No, it was not that easy.
"Jeff, we need to talk."
He started to laugh and continued for some time.
"I'm gratified you seem to be over the fear those words strike in most men's hearts."
"It was a reaction to the fear they strike in most men's hearts. When
you
say them it's usually a way to make us better. It's usually something I might have thought about but somehow didn't."
"Jeff, I think I'm too beautiful."
He started to laugh again.
"I didn't see that coming. I'm not sure it's possible to be too beautiful. But assuming it is, what problems does being too beautiful cause? What are the consequences when you step over the line from being breathtakingly beautiful to destructively beautiful?"
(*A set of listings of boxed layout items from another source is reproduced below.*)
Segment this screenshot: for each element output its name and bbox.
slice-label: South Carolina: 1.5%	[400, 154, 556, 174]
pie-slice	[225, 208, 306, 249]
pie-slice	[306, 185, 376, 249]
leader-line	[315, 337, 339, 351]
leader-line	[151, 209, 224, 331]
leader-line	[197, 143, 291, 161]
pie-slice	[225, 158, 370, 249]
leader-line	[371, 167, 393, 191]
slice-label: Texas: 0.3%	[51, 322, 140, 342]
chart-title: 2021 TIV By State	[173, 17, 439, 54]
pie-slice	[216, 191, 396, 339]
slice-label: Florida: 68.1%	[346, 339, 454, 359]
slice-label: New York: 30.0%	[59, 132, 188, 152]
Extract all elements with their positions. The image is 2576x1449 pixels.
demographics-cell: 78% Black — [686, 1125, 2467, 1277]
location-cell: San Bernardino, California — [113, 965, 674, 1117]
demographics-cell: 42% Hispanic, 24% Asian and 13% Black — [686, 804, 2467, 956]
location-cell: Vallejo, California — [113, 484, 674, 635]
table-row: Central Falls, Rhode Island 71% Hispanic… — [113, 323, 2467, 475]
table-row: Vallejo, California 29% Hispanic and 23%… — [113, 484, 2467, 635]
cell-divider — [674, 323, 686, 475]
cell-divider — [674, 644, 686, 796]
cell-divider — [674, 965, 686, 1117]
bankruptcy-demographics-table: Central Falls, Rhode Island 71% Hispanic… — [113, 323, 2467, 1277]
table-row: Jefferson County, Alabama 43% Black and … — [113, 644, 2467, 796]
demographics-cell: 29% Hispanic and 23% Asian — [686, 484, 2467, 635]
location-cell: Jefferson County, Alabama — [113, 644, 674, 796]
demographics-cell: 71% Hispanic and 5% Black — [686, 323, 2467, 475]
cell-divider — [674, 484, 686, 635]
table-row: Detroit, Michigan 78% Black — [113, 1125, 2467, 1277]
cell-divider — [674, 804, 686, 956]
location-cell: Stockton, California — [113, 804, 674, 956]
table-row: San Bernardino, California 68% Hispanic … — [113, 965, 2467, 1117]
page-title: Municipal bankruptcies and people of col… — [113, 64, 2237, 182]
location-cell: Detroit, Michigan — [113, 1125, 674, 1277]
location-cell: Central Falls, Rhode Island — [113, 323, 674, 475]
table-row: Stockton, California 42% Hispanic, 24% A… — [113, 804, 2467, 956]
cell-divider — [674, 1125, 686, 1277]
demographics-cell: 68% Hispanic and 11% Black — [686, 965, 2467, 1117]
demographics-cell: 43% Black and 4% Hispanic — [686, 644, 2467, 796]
"Mock me if you will. Let me give you just the short list because there are so many ways extreme beauty can be insidious.
"It made me complacent. Raw beauty allowed me to achieve so much I began to feel I didn't need anything else. I didn't need to develop any skills or talent to get what I want.
"It made me contemptuous. Of what value were the talents of people around me when I could get just as much or more without those talents? And since nobody else seemed to be able to achieve my level of beauty it gave me too high an opinion of myself and too low an opinion of everybody else.
"It blocked my development of empathy. I couldn't understand others' feelings or pain because I had never been in their situations. I was never rejected. I didn't suffer from underperforming. Allowances were always made for me because I was so beautiful.
"It prevented me from learning to develop relationships with other people. I could make connections with people, but they were always based on my superiority in the connections. People connected with me for what it gave them and I connected for what it gave me. I had control. I had dominance. They had status by virtue of the connection.
"It made me pathologically selfish. I saw everything and everyone in terms of what was in it for me. I barely recognized there was another side to the equation. And, to take a page from your ubiquitous math analogies, the equation was always an inequality - Ashley is greater than whomever.
"It denied me the ability to appreciate almost everything. I had almost everything I wanted. I could do whatever I wanted. I could get almost anything I wanted and I never had to make much of an effort for any of it. How could I value anything when it came so effortlessly?
"Look at all the work you did for me in high school and it cost me nothing. My grades cost me little effort. And all the help I got from others toward grades or whatever else I rarely even had to ask for. It was offered up on the altar of my beauty.
"It prevented me from gaining any understanding of responsibility. If I didn't do something, if I omitted something, if I didn't properly appreciate the things being done for me or given me, well, you know Ashley is so beautiful you really can't expect, fill in the blank.
"And could I ever ease up on the beauty? What could I do, put on less makeup?"